The Edge

Richard Northedge takes on corporate finance

Are companies being overcharged for bond issues?

Is the corporate sector going to hell in a handcart – or has the bond market misjudged the risk of default? Unless business goes bust en masse, bonds yielding 10 per cent look a good buy and a bad sell.

The corporate bond index* currently yields 5 per cent more than government bonds at well over 9 per cent with many blue-chip companies’ paper paying double-digit returns.

That’s partly because low interest rates have left Treasury stock yielding even less than shares. But it does suggest a very gloomy expectation of corporate collapses.

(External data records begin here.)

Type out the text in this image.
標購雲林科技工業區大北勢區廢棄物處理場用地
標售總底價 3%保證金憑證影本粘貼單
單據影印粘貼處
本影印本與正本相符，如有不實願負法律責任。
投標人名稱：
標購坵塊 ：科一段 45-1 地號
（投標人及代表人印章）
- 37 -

The default rate on even speculative-grade debt has risen above 10 per cent only twice since the early 1970s, and only just. Legal & General reckons that if history is repeated, 15 per cent of bonds currently rated investment grade might be downgraded to junk. Even in the last recession, the cumulative defaults over a five-year period for investment-grade bonds was only 2.4 per cent, so just six months’ of today’s yield premium would compensate for five years’ of losses.

Some industries are more vulnerable than others, of course: better to be in utilities than commodities or banks at the moment, for instance. But it does seem that the companies rushing to issue bonds in recent months have been overcharged by the market.

Legal & General is quietly telling clients “corporate bonds are the asset class of choice at the start of 2009”, claiming it is a long-term investment opportunity not seen since the 1930s.

Not everyone agrees. L&G’s own regulator has just forced the company to put up £650m more capital in case defaults on bonds increase, but if it is right, then yields will fall back towards gilt levels and companies thinking of raising cash in this market would be best to wait.

* The corporate bond index is now produced by Barclays. Until last autumn it was the Lehman Brothers index. Don’t say they don’t know about defaults.